Nothing that exists ever asked to exist. Strange. Yet science fiction invites us to view the question from another point of view, the creator. So in that same spirit of thought experiments and drama, let’s inhabit this classic creation story, and ask the same question we’ve been asking this whole article again, from yet another perspective:
Imagine it’s ‘the beginning’ and you are God. Would you have made humans?
Set aside belief, there need not be nor ever have been a god.
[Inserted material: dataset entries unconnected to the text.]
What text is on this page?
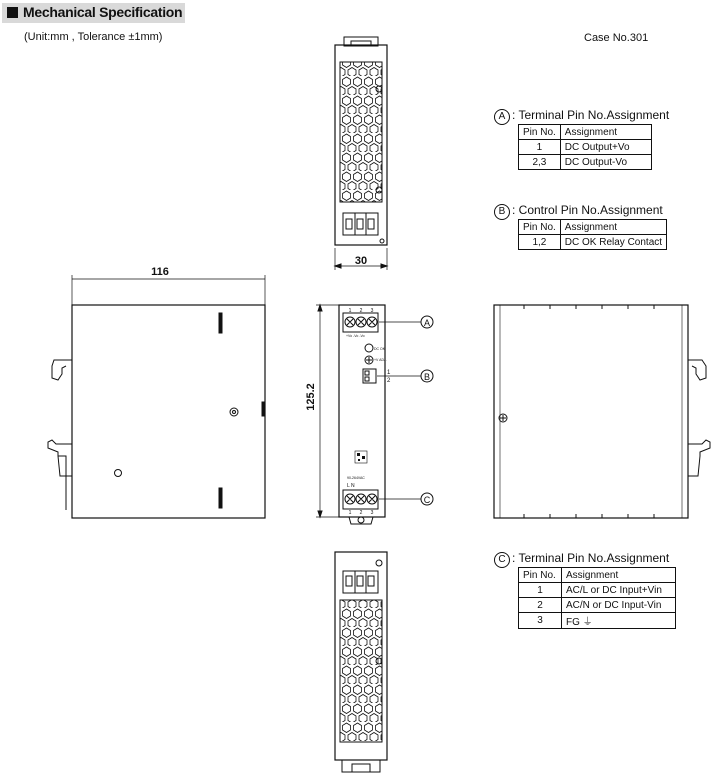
Mechanical Specification
(Unit:mm , Tolerance ±1mm)	Case No.301
116
30
125.2
A
B
C
1 2 3
+Vo -Vo -Vo
DC OK
+V ADJ.
1
2
90-264VAC
L N
1 2 3
A : Terminal Pin No.Assignment
Pin No.	Assignment
1	DC Output+Vo
2,3	DC Output-Vo
B : Control Pin No.Assignment
Pin No.	Assignment
1,2	DC OK Relay Contact
C : Terminal Pin No.Assignment
Pin No.	Assignment
1	AC/L or DC Input+Vin
2	AC/N or DC Input-Vin
3	FG ⏚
Simply imagine you were some perfect, all-powerful, all-knowing, and wantless god like that of the Old Testament. What possible reason could you have to make humans? As this god, you lack nothing. You have by definition no needs or wants. What possible reason could you imagine to make humans and place them in that garden? If there is a compelling answer, it may tell us something not only about the garden, but about the laboratory, and even the bedroom. Why create?
Post-Script:
For related discussions about the ethics of natalism, the work of David Benatar served as a partial but indirect inspiration for this article.
Benatar, David, and David Wasserman. Debating procreation: is it wrong to reproduce?. Oxford University Press, 2015.